原発は国内総発電量の約3割を担う基幹電源だが、最大需要期の夏場に向けて停止中の原発が再稼動するかどうかは現時点では不透明だ。福島事故を受けて菅直人前首相の政権が再稼動に向けて定めた手続きは、各プラントが地震や津波にどの程度まで耐えられるのかをコンピューターでシミュレーションするストレステスト(耐性検査)を各電力が実施し、その内容を国が審査、その上で首相と経済産業相など関係閣僚が政治判断するが、それらに加えて立地自治体や議会の容認が不可欠な要素となる。しかし、福井県や新潟県といった原発が数多く立地する自治体の首長からはストレステストを批判する声が上がっており、再稼動は予断を許さない状況だ。

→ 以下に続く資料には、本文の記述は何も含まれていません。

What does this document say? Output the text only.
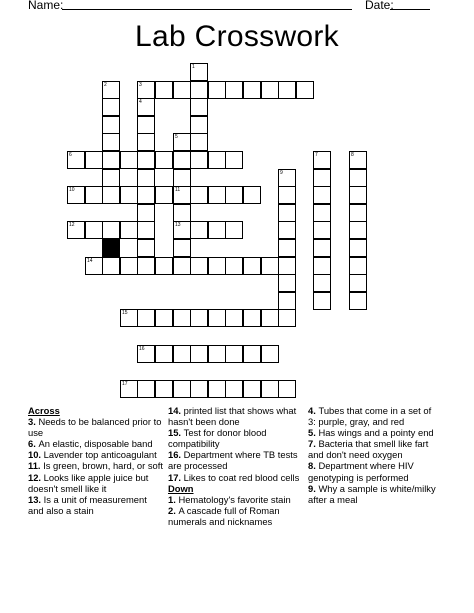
Name:	Date:
Lab Crosswork
1
2	3
4
5
11
13
6	7	8
9
10
12
14
15
16
17
Across
3. Needs to be balanced prior to use
6. An elastic, disposable band
10. Lavender top anticoagulant
11. Is green, brown, hard, or soft
12. Looks like apple juice but doesn't smell like it
13. Is a unit of measurement and also a stain
14. printed list that shows what hasn't been done
15. Test for donor blood compatibility
16. Department where TB tests are processed
17. Likes to coat red blood cells
Down
1. Hematology's favorite stain
2. A cascade full of Roman numerals and nicknames
4. Tubes that come in a set of 3: purple, gray, and red
5. Has wings and a pointy end
7. Bacteria that smell like fart and don't need oxygen
8. Department where HIV genotyping is performed
9. Why a sample is white/milky after a meal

今月8日には経済産業省原子力安全・保安院が関電大飯原発(福井県おおい町)3・4号機のストレステストの内容は「妥当」とする判断を示したが、県内に13基の商業炉を抱える福井県の西川一誠知事は同じ日に、「国が東電・福島原発事故の知見を反映した暫定的な安全基準を示すことが大前提」との談話を発表、ストレステストでは不十分との認識を示している。柏ア刈羽の7基が立地する新潟県の泉田裕彦知事も8日の会見で、「福島原発は適切な対応をすれば(事故が)防げたものか、不可避なものだったのかという議論が全くされていない。福島での事故の検証をまずやることが必要だ」と指摘した上で、ストレステストは「気休め」と批判する。
<需給ギャップを埋める手段とは>
政府の「エネルギー・環境会議」が昨年11月に示した需給予想によると、今年夏に原発の稼動がゼロで一昨年夏並みの猛暑となった場合、火力発電の積み増しやガスタービンなど緊急に設置できる設備を最大限上積みしても7%の供給不足が生じる。ただ、枝野幸男経済産業相は1月27日の会見で、「もし全ての原発が(夏に)利用できないと電力需給は相当厳しいと予想されており、節電のお願いはしないといけないが、(大口電力利用を強制的に抑制する)電力使用制限令によらずに乗り切れる可能性は十分にある」と強調した。
とはいえ、乗り切れるとする根拠について枝野経産相は「数字も含めて検討している」としながらも、具体的には示していない。経産省の担当者は、「需要ピーク時に電気を使用しなかったら料金を安くするといったメニューの拡充を電力会社に促すなどの対応策を検討している」と話すが、需給ギャップを埋めるだけの対策は固まっていないという。政府による8月の需給予想で約2割の供給力不足見通しの関電は「広域停電や計画停電だけは絶対に起こしたくない」(関係者)と危機感を募らせている。藤村修官房長官は20日の会見で、電力需給見通しについて「春に一度レビューを行う予定だ」と述べた。
<再稼動、世論の動向に左右されるか>
日本エネルギー経済研究所は、今年夏に全ての原発が稼動しなかった場合、LNG(液化天然ガス)など代替火力燃料費は2010年度に比べ3兆3000億円増えると予想する。また、大和総研は「仮に我が国の原発が全て停止した場合、実質GDP(国内総生産)に対しては1%以上の低下圧力がかかる可能性がある」(1月20日付リポート)と試算するなど、国内経済への悪影響を懸念する見方も広がっている。与党民主党のある国会議員からは「政府は需要に見合う供給態勢を確立する責任を負っている」といった、再稼動は必要とする声も聞かれる。
再稼動の判断に加わる枝野経産相はこの夏の原発再稼動の見通しについて、「安全・安心という(需給とは)全く別次元で結論が出るので、どうなるかわからない状況だ」(1月27日の会見)と述べ、再稼動は需給動向やその経済的な影響に縛られずに判断すべきとの認識を示している。今年は総選挙が行われる可能性が指摘されており、原発に対する世論の動向が再稼動に向けた政治判断に影響する可能性も否定できない。ある経産省幹部は「現政権は選挙前に再稼動の判断をしたくないのでは」と指摘している。